The Bottom Line
Pros
- Extremely attentive and courteous service
- Emphasis on organic, eco-friendly ingredeitns--some grown in their roof garden
- ‘Rush Hour‘ happy hour from 4-7 p.m. features small plates for up to $5
- Availability of biodynamic wines
Cons
- Touristy crowd and vibe
- A lot of comfort food that can be quite heavy at times
Description
- Their $35 ‘Three-course Thursdays’ menu features local farmers market ingredients, and changes weekly.
- A lounge menu is available from 4-9:30 p.m.
- Menu items are in season from local farms.
- The wine list consists of over 125 labels including organic and biodynamic wines.
- On weekends their brunch buffet runs until 2 p.m.
Guide Review - Blvd. 16 at the Hotel Palomar in Westwood
My first visit to the Hotel Palomar was for an industry drinks mixer. It’s always nice to have an excuse to stop by a Wilshire Blvd. establishment since so often that street is a drive-by or zoom-by. The restaurant, lounge and lobby setting--though a bit gray-scaled and ‘80s for my tastes--is dimly lit making it a good first date spot.
It’s rich on menu choices--including a weekend brunch buffet, and a lounge menu, in addition to the usual breakfast, lunch and dinner options. Cocktailers will find the Lounge menu plenty filling as it includes comfort dishes like 'Mac and Chevre' (a more inventive alternative to the usual American cheese), Caesar salad and all natural beef sliders.

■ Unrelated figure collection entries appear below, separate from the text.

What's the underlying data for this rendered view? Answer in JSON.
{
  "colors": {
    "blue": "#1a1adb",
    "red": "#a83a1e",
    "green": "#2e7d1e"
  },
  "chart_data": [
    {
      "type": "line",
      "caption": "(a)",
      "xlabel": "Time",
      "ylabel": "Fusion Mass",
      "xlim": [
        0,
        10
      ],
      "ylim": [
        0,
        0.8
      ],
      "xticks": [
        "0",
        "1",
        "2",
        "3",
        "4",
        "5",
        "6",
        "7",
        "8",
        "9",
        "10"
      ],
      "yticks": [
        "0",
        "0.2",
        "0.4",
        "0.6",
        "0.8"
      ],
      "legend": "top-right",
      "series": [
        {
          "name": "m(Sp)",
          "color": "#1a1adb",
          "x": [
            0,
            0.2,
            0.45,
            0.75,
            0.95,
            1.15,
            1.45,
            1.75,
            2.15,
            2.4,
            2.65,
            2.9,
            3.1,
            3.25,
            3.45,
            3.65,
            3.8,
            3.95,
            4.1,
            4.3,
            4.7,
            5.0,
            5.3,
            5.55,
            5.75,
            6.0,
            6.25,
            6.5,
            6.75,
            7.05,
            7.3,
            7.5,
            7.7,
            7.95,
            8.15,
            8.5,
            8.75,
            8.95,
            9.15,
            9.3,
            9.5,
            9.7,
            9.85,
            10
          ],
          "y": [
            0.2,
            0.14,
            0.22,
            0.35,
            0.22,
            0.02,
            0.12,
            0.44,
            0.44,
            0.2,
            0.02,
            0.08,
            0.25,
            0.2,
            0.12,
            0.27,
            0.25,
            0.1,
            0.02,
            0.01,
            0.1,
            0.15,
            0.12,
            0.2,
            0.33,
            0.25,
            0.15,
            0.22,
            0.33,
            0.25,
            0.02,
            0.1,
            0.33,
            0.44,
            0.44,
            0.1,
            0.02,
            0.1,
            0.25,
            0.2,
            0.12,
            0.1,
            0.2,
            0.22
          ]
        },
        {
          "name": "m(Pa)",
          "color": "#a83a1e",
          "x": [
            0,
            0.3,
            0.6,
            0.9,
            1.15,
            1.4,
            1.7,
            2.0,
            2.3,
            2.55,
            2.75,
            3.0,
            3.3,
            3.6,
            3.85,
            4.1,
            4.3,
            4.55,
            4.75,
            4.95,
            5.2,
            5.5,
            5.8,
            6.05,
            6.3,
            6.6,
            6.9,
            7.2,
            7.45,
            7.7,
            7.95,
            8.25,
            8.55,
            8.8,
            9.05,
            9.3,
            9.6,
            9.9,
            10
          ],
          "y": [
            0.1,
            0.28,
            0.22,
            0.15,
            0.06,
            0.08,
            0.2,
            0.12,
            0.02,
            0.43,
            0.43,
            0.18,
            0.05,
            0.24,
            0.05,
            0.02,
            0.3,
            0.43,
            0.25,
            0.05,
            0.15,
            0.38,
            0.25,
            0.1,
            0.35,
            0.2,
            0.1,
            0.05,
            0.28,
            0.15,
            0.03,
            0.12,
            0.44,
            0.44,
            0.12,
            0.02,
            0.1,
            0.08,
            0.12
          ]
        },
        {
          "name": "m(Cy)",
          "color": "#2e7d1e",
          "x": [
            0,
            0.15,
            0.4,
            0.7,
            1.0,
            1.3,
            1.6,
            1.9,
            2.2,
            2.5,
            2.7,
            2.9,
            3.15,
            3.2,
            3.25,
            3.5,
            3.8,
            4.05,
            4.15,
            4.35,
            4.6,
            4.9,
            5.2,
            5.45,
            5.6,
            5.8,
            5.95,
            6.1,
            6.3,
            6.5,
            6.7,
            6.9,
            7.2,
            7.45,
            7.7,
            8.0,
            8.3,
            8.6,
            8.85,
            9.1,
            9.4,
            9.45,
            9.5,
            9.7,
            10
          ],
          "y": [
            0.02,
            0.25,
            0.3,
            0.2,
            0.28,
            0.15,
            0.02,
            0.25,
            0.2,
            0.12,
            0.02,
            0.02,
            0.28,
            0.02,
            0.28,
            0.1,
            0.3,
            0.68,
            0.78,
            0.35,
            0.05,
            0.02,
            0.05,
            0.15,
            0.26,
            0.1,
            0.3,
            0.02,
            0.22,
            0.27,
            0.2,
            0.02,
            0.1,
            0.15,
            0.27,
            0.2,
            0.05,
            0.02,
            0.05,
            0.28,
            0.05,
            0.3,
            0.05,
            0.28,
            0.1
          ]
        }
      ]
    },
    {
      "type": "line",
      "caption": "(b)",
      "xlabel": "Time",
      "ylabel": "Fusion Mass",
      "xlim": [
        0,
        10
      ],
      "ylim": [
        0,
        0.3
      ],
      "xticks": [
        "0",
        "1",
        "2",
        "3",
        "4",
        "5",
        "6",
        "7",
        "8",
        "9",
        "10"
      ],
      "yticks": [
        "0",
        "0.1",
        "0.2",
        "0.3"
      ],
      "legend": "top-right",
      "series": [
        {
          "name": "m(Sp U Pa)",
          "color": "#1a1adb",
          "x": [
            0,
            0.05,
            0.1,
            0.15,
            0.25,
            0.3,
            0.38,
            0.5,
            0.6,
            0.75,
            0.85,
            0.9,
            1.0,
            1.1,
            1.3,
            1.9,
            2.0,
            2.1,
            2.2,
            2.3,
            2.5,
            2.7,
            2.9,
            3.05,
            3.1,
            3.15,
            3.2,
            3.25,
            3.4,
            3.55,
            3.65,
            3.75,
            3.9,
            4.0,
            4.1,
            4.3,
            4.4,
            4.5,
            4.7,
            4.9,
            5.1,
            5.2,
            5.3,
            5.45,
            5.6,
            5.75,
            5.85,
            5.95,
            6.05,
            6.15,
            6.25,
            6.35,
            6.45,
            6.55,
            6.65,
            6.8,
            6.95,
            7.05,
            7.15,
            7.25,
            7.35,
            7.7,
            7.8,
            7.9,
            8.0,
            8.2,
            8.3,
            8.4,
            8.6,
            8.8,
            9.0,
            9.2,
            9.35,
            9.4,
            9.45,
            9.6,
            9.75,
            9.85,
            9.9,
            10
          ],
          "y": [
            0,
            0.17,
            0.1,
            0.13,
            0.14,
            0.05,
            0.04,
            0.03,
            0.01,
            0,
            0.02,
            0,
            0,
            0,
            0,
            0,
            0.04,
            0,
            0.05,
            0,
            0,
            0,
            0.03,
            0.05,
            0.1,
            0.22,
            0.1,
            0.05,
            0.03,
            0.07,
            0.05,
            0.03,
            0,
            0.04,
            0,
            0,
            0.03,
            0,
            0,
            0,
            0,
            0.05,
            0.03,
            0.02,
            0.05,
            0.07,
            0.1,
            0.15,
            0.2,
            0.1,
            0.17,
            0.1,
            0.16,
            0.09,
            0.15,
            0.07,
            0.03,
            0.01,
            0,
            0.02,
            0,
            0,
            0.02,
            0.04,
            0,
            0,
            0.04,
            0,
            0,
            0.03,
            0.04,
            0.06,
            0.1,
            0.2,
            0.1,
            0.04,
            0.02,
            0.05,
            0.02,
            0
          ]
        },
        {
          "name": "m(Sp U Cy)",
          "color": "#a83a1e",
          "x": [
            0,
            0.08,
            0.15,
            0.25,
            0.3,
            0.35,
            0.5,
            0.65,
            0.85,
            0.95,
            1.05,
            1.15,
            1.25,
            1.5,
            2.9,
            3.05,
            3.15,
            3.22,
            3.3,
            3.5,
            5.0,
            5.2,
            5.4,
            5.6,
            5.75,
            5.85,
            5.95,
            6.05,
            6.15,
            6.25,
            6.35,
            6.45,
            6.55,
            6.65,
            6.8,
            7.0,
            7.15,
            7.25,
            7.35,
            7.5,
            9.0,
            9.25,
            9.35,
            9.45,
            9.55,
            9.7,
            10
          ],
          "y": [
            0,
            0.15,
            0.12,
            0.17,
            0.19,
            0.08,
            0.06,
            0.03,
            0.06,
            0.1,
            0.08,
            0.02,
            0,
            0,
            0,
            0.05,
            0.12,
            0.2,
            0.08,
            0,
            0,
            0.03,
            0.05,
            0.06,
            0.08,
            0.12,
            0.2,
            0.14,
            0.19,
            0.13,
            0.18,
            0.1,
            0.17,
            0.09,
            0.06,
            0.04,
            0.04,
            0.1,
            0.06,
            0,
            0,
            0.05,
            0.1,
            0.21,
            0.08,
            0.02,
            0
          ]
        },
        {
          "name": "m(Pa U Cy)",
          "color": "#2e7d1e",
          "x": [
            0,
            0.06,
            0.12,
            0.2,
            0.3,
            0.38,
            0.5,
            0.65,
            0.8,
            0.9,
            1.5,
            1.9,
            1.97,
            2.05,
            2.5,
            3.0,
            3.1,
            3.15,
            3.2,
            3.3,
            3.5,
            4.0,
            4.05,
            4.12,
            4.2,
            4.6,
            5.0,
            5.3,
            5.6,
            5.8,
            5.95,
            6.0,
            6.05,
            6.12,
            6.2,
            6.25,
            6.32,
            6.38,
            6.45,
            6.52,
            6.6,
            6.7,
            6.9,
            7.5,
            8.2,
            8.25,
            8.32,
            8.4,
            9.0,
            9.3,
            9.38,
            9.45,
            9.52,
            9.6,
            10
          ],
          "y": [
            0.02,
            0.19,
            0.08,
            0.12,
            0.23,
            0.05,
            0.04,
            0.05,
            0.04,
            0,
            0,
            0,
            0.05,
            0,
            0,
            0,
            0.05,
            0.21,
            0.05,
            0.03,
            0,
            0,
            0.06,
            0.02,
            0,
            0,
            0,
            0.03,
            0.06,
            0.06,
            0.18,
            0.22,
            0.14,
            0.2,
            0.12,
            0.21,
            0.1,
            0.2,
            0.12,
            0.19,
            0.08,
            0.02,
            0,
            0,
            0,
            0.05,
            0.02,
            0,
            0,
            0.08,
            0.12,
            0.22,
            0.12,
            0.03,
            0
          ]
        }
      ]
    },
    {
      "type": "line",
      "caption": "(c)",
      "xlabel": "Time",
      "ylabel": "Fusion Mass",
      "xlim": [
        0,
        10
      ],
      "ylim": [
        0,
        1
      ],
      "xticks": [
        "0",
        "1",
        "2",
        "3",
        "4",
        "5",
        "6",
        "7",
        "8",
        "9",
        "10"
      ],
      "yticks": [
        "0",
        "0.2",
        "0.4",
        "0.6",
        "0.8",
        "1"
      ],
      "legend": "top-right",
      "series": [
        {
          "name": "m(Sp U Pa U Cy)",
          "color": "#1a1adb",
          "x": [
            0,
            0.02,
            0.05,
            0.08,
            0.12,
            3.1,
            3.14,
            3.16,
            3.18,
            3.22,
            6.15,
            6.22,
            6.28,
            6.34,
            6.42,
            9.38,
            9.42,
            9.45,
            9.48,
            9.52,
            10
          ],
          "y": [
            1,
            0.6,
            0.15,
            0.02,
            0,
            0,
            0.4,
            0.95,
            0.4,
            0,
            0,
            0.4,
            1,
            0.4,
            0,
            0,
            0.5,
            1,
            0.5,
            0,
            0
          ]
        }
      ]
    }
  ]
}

Therein lies the hitch for me. So much of the food is so heavy. I guess I’ve gotten so used to the usual light LA fare, that I literally no longer have the stomach for dishes like blue cheese cauliflower soup, and ribeye cap with cippolini onion puree, Yukon Gold potato and mushrooms and garlic chips. Surely, with an inevitable overflow of out-of-town guests from the hotel, Blvd. 16 has no problem piquing palettes that haven’t grown accustomed to dietary restraints. If you’re big on big food, this is your place.
The plus with Blvd. 16, is that it’s not your usual Americana comfort cuisine spot in that its chef [Richard Hodge, as of 2012] takes extra pride in making sure the ingredients are farm-fresh and sustainable. It is indeed refreshing to sample tomatoes, Fava beans, beets and carrots, for example, that taste like they’re supposed to.
There are some nice subtle touches in dishes like the halibut ceviche with Fuerte avocado, orange miso sauce, radish, Fresno chilies and potato chips. And the Fanny Bay oysters are pretty tasty too. But generally speaking, I found that subtlety wasn’t really the point of Blvd. 16. If you’re a purveyor of pizza, you’ll probably enjoy the flatbread selection including a particularly nice one with mushroom and goat cheese mousse, caramelized onions and duck confit.
Desserts can be another excursion into decadent dining with options like chocolate terrine with layers of chocolate and hazelnuts, rosemary tangerines and goat cheese ice cream, strawberry and white chocolate bread pudding with strawberry and black peppercorn sauce, and classic vanilla bean creme brulee--already quite rich but accented with shortbread cookies and candied orange.
10740 Wilshire Blvd.
Los Angeles, CA 90024
310-474-7765
Hours:
Breakfast: Mon.-Fri., 7 a.m.-10:30 a.m., Sat.-Sun., 8 a.m.-10 a.m., Sun.; brunch buffet: Sat.-Sun., 10 a.m.-2 p.m.; lounge menu: Mon.-Sun., 4 p.m.-10:30 p.m.; dinner: Mon.-Sun., 5:30 p.m.-9:30 p.m.